El fútbol que inicia después del acto resulta ser una evidencia de estos principios: cada vez que hay un gol, los equipos anotan frases bellas y se celebra a ambos por igual. Efectivamente, nadie gana porque todas juegan. Después de almorzar unos elotes (choclos) bastante adictivos, fuimos testigo de las zapatistas creando: nos regalaron su música, su teatro, su danza. A diferencia del arte occidental, con foco en la obra, lo central de estas creaciones estaba puesto en la participación, no en el refinamiento. Una tras otra se suceden creaciones colectivas. Pasan más de 100 mujeres por el escenario. En varios momentos nos comparten relatos de experiencias, con una constante: la lucha que las mujeres dieron dentro del movimiento para ser reconocidas como pares y ocupar espacios de acción y decisión dentro del zapatismo. No fue fácil. Han tenido que pelear contra el machismo de sus pares para llegar donde están ahora. El macho opresor está en el Estado, en el mercado, en el pueblo y en la casa, como ellas mismas cuentan una y otra vez.

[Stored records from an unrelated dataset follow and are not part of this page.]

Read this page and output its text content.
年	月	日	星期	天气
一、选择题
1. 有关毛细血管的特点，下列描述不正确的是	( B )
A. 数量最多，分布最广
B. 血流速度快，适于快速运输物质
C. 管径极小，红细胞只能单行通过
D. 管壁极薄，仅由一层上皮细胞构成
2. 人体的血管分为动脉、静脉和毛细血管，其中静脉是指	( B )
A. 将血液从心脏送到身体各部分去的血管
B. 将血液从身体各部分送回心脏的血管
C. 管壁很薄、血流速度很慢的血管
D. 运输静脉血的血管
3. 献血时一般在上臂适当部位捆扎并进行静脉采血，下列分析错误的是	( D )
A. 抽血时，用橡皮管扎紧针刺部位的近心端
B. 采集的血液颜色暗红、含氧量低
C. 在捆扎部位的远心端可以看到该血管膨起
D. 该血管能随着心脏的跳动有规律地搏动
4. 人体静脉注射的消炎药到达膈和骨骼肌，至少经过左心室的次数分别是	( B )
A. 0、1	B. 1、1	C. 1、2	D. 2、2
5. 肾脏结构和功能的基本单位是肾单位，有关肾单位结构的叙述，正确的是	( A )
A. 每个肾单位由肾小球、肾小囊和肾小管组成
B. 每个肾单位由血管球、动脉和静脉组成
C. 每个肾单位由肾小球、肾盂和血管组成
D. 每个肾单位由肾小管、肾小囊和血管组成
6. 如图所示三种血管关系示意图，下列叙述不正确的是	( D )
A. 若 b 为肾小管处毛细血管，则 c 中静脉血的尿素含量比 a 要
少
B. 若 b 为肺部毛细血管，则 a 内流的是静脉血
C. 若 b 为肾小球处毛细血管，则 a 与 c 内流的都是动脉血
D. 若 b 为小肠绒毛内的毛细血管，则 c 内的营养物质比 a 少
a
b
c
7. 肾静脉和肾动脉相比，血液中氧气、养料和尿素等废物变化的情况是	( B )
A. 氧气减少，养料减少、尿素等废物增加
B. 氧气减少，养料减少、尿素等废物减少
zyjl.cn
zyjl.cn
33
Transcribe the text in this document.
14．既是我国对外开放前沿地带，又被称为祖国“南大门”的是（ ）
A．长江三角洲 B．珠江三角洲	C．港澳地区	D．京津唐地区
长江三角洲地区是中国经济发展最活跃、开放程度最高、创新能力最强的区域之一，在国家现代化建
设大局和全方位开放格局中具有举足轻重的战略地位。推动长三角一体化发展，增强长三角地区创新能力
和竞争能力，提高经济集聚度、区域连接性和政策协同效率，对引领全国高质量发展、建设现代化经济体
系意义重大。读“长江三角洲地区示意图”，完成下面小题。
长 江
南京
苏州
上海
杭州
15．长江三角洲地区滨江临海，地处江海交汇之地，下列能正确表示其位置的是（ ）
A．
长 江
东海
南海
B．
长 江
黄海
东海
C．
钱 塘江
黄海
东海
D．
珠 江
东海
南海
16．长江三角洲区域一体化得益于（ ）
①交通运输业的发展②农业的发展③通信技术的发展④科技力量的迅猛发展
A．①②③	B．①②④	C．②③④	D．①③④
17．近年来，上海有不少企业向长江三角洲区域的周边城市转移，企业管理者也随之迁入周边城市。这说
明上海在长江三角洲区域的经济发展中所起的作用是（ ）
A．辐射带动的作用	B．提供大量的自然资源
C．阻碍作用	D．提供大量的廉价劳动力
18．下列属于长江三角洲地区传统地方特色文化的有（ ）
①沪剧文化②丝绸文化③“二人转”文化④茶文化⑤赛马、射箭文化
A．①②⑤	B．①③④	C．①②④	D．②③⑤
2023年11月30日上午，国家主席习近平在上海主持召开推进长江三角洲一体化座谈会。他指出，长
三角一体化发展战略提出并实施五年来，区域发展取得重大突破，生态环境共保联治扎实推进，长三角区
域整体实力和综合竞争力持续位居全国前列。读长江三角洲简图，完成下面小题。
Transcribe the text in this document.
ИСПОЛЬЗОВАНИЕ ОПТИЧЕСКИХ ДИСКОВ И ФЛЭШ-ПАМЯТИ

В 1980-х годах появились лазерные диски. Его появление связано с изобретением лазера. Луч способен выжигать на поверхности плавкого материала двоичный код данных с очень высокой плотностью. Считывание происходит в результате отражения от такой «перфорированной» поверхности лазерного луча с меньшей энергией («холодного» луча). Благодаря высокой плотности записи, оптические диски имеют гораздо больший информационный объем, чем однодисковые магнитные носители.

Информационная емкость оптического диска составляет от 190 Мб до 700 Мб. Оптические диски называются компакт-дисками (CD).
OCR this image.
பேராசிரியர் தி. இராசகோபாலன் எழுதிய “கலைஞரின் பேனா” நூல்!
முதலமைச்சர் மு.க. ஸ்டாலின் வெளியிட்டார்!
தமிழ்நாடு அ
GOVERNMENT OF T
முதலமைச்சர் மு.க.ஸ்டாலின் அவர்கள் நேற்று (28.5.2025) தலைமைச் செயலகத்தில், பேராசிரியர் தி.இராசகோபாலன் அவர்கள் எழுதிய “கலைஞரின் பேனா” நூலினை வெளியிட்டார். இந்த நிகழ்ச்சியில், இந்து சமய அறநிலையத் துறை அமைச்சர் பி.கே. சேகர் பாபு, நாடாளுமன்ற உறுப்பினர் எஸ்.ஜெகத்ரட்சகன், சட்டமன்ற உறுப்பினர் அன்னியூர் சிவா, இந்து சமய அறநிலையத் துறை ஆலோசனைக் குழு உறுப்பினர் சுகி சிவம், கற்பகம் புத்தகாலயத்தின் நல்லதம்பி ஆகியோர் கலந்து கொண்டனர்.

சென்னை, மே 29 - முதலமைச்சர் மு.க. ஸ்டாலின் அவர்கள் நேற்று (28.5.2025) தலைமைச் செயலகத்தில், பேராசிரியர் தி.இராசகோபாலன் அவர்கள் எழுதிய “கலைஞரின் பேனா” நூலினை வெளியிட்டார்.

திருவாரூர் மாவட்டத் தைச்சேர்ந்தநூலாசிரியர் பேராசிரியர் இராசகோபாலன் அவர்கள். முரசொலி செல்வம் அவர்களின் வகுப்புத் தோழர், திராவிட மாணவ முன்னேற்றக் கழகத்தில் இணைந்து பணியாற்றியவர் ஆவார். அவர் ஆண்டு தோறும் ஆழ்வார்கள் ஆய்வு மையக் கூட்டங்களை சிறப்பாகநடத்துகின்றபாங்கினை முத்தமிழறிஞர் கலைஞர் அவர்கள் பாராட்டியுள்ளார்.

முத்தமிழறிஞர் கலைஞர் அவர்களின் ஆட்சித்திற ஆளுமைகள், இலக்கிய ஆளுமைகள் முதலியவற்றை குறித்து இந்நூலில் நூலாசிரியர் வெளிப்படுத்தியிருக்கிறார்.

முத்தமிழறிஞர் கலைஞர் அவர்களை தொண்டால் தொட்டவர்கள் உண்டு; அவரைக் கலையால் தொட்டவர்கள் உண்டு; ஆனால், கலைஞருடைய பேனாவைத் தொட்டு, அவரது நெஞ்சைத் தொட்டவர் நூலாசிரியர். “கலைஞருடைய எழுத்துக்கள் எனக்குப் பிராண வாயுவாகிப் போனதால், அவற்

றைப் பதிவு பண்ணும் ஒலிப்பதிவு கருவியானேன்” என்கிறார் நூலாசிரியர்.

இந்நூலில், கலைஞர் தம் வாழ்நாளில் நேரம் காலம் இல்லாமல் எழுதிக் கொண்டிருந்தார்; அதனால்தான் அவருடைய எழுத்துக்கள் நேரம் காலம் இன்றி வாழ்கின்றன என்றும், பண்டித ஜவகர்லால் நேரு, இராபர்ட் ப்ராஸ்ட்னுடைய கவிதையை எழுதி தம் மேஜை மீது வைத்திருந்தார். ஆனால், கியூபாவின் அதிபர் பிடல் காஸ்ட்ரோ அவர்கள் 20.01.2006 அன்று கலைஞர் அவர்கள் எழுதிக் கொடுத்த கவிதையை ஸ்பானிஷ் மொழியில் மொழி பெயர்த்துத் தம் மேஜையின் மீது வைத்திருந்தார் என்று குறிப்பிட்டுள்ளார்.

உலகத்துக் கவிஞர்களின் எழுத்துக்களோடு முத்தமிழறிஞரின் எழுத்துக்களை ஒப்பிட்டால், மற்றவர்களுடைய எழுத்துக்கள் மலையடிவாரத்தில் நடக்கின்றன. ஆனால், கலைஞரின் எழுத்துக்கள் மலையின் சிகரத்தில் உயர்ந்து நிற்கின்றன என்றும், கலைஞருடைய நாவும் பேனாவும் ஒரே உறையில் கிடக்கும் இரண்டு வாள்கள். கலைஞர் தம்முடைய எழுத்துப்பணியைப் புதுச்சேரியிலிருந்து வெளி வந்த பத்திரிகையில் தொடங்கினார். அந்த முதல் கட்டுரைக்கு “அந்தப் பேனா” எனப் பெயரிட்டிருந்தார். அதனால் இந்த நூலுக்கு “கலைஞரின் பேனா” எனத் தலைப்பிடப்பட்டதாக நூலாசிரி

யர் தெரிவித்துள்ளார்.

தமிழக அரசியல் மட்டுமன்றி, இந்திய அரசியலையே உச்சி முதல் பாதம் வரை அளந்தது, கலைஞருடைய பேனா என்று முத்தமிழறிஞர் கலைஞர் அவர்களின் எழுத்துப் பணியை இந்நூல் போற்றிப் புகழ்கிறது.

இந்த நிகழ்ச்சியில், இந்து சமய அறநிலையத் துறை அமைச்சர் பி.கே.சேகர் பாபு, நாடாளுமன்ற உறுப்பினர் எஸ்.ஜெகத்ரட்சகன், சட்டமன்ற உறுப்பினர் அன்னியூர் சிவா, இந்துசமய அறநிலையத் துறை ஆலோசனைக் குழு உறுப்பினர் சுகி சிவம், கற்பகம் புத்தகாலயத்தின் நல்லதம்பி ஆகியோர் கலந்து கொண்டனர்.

Al día siguiente, me incorporo a todos los espacios de danza que puedo; y hay muchos. También me integro a escuchar y aprender en los espacios de conversación. En este contexto me toca dar un taller, donde más que enseñar, aprendo cómo escuchan las zapatistas. En todos los talleres, había al menos 20 mujeres del movimiento participando y escuchando con toda su presencia. Acogiéndonos a nosotras, las visitantes, fundamentalmente para conocernos y para estar juntas, para saber quiénes éramos, para hacer el abrazo y el bosque más grande, como nos dio a entender la comandanta el primer día. Disfrutando, riendo mucho también. Me sumo a la fiesta de la noche, escuchando rancheras rebeldes. Me duermo tarde y por la mañana, con mis dos compañeras, ahora hermanas, tomamos café y nos preparamos para regresar a Chile.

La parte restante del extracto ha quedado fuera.